According to the BRC, the cost of crime to the UK retail industry was £613 million in 2014-15, up 2% on last year. This may not seem like a massive increase but there is a steady upward trend, despite the increasing use of technologies such as CCTV. Some of this has been explained by an increase in highly sophisticated criminal gangs that are targeting high street retailers. These groups are extremely skilled at distracting staff and often move from area to area to avoid detection.
However increasingly the problem is with employee theft that, according to the latest BRC survey, costs the retailer, on average, more than 3 times as much as customer theft.
In store the most common places for these thefts to take place are at the checkout. Due to the nature of their work, the cashier has tremendous control over what happens at a manned checkout and this is why knowledgeable retailers are focusing their resources here. For some of our retail customers we are using advanced video analytics at the checkouts to highlight unusual behaviour such as covering bar codes and not scanning products.
In the warehouse the problem can be more complex with employees finding ever smarter ways of concealing items when leaving the building. This is a constant problem particularly with the increase in the use of seasonal staff employed to pick and pack during peak periods. Many seasonal staff tend to work across several warehouses in a region and are able to identify the least secure. Those with criminal intentions will exchange information and tactics and sometimes work in collaboration to successfully smuggle goods out of the warehouse.

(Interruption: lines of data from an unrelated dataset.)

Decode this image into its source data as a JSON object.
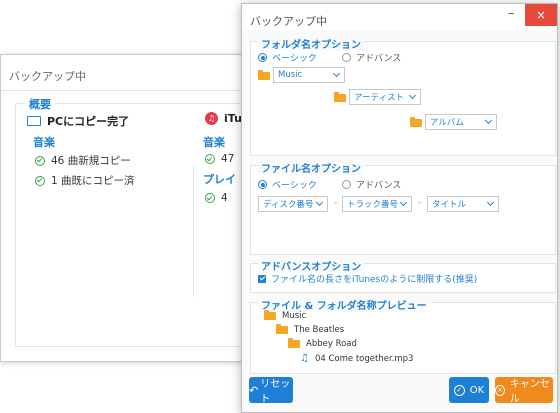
{
  "background_window": {
    "title": "バックアップ中",
    "summary_label": "概要",
    "pc_label": "PCにコピー完了",
    "itunes_label": "iTu",
    "music_label_left": "音楽",
    "rows_left": [
      "46 曲新規コピー",
      "1 曲既にコピー済"
    ],
    "music_label_right": "音楽",
    "playlist_label": "プレイ",
    "rows_right": [
      "47",
      "4"
    ]
  },
  "dialog": {
    "title": "バックアップ中",
    "minimize": "–",
    "close": "×",
    "folder_options": {
      "legend": "フォルダ名オプション",
      "basic": "ベーシック",
      "advanced": "アドバンス",
      "basic_selected": true,
      "dropdowns": [
        "Music",
        "アーティスト",
        "アルバム"
      ]
    },
    "file_options": {
      "legend": "ファイル名オプション",
      "basic": "ベーシック",
      "advanced": "アドバンス",
      "basic_selected": true,
      "dropdowns": [
        "ディスク番号",
        "トラック番号",
        "タイトル"
      ],
      "separators": [
        "-",
        "-"
      ]
    },
    "advanced_options": {
      "legend": "アドバンスオプション",
      "checkbox_label": "ファイル名の長さをiTunesのように制限する(推奨)",
      "checked": true
    },
    "preview": {
      "legend": "ファイル & フォルダ名称プレビュー",
      "items": [
        "Music",
        "The Beatles",
        "Abbey Road",
        "04 Come together.mp3"
      ]
    },
    "buttons": {
      "reset": "リセット",
      "ok": "OK",
      "cancel": "キャンセル"
    },
    "colors": {
      "accent": "#1e7fd6",
      "close": "#e64a3b",
      "cancel": "#f08a1c",
      "folder": "#f5a623"
    }
  }
}
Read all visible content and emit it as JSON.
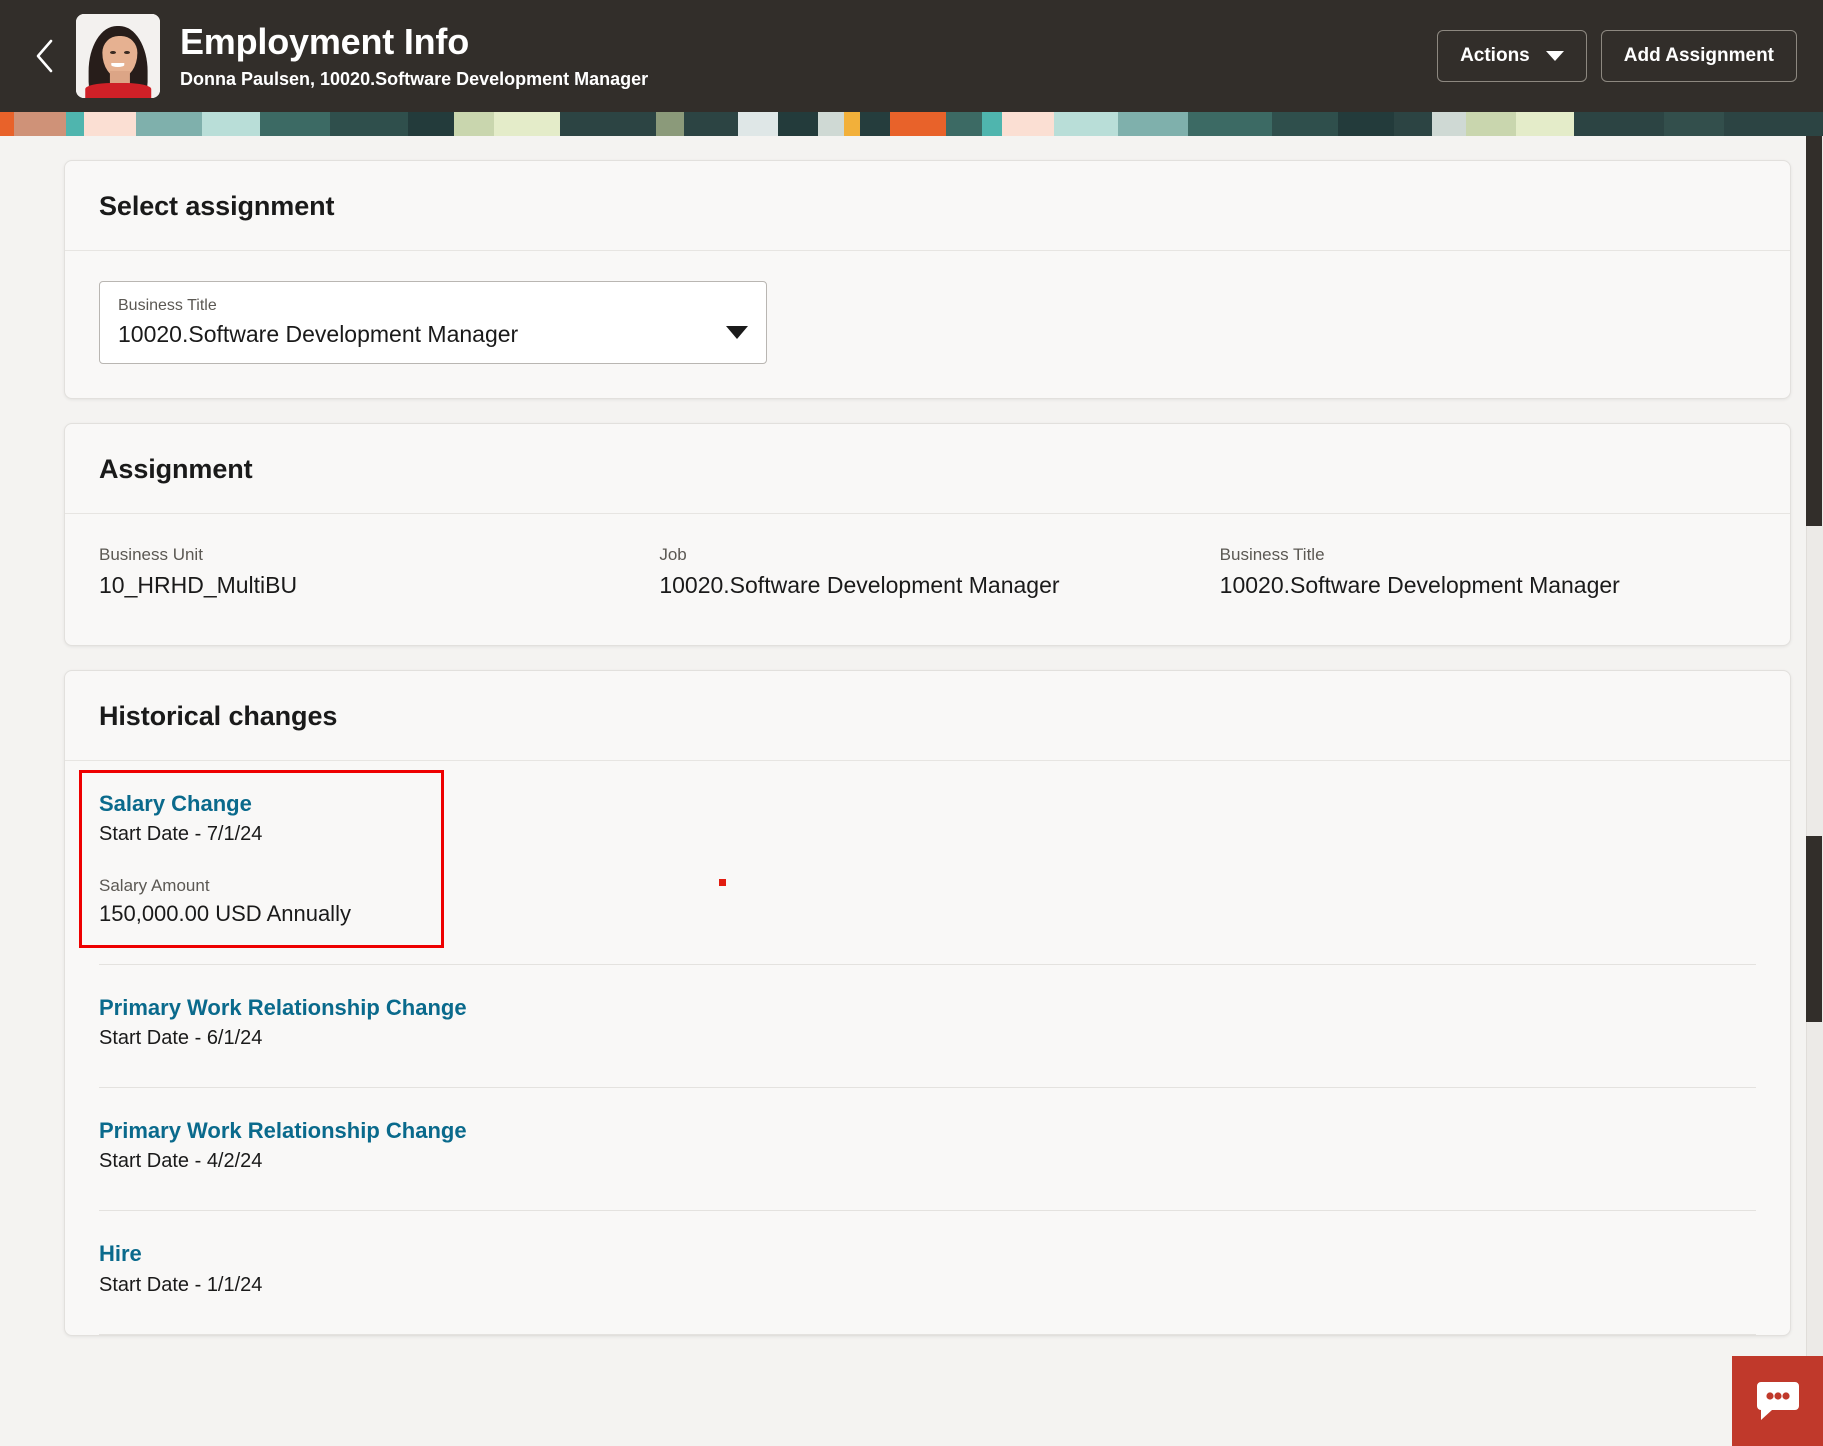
{
  "header": {
    "back_icon": "chevron-left-icon",
    "avatar_alt": "Employee photo",
    "title": "Employment Info",
    "subtitle": "Donna Paulsen, 10020.Software Development Manager",
    "actions_label": "Actions",
    "add_assignment_label": "Add Assignment",
    "background_color": "#322e2a"
  },
  "select_assignment": {
    "card_title": "Select assignment",
    "field_label": "Business Title",
    "field_value": "10020.Software Development Manager"
  },
  "assignment": {
    "card_title": "Assignment",
    "fields": [
      {
        "label": "Business Unit",
        "value": "10_HRHD_MultiBU"
      },
      {
        "label": "Job",
        "value": "10020.Software Development Manager"
      },
      {
        "label": "Business Title",
        "value": "10020.Software Development Manager"
      }
    ]
  },
  "historical_changes": {
    "card_title": "Historical changes",
    "items": [
      {
        "title": "Salary Change",
        "date": "Start Date - 7/1/24",
        "detail_label": "Salary Amount",
        "detail_value": "150,000.00 USD Annually",
        "highlighted": true
      },
      {
        "title": "Primary Work Relationship Change",
        "date": "Start Date - 6/1/24",
        "detail_label": "",
        "detail_value": "",
        "highlighted": false
      },
      {
        "title": "Primary Work Relationship Change",
        "date": "Start Date - 4/2/24",
        "detail_label": "",
        "detail_value": "",
        "highlighted": false
      },
      {
        "title": "Hire",
        "date": "Start Date - 1/1/24",
        "detail_label": "",
        "detail_value": "",
        "highlighted": false
      }
    ]
  },
  "chat_widget": {
    "icon": "chat-bubble-icon",
    "color": "#c0392b"
  },
  "colors": {
    "link": "#0a6a8c",
    "highlight": "#ee0000",
    "card_bg": "#f9f8f7",
    "page_bg": "#f4f3f1"
  }
}
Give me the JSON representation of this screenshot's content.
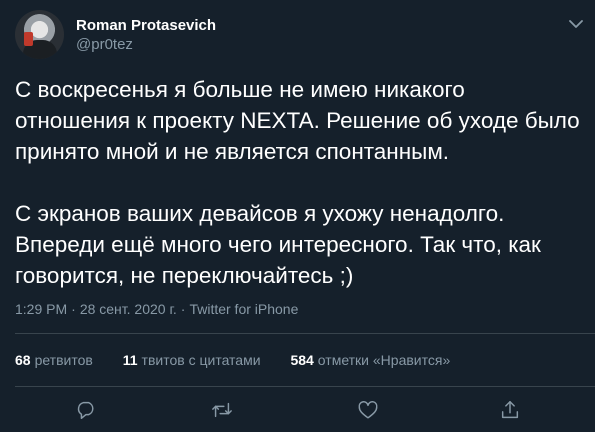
{
  "author": {
    "name": "Roman Protasevich",
    "handle": "@pr0tez"
  },
  "tweet": {
    "lines": [
      "С воскресенья я больше не имею никакого",
      "отношения к проекту NEXTA. Решение об уходе было",
      "принято мной и не является спонтанным.",
      "С экранов ваших девайсов я ухожу ненадолго.",
      "Впереди ещё много чего интересного. Так что, как",
      "говорится, не переключайтесь ;)"
    ],
    "time": "1:29 PM",
    "date": "28 сент. 2020 г.",
    "separator": "·",
    "source": "Twitter for iPhone"
  },
  "stats": {
    "retweets_count": "68",
    "retweets_label": "ретвитов",
    "quotes_count": "11",
    "quotes_label": "твитов с цитатами",
    "likes_count": "584",
    "likes_label": "отметки «Нравится»"
  },
  "icons": {
    "caret": "chevron-down-icon",
    "reply": "reply-icon",
    "retweet": "retweet-icon",
    "like": "heart-icon",
    "share": "share-icon"
  },
  "colors": {
    "background": "#15202b",
    "text": "#ffffff",
    "secondary": "#8899a6",
    "divider": "#38444d"
  }
}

The challenge for companies is that inevitably all their staff tend to become very familiar with the buildings they are working in and the security measures that are in place. They have first hand knowledge of how the manned patrols operate, where the technology such as CCTV is located, and where the valuable stock is located. All this makes it relatively easy for a potential thief.
With a high number of staff employed in many warehouses it is impossible to search everyone. Instead our guards use their knowledge to spot tell-tale signs of theft, such as packaging having been interfered with, in order to focus in on certain problem areas and/or staff groups. This can then lead to targeting of individuals for pat-down or more thorough searches, typically at breaks or at the end of shifts.
Searches can be a sensitive issue, and cultural differences can also make searching problematic. While all employees are normally informed during their induction that they will be potentially required to remove clothes or head dresses for a search if required, well trained security guards are still invaluable in dealing with what can be sensitive situations.
In conclusion dealing with retail theft at Christmas is a fine balancing act for the security teams as our retail clients are understandably keen to ensure that the working and shopping environments are happy ones, and that the vast majority of honest workers and shoppers do not feel that they are under suspicion.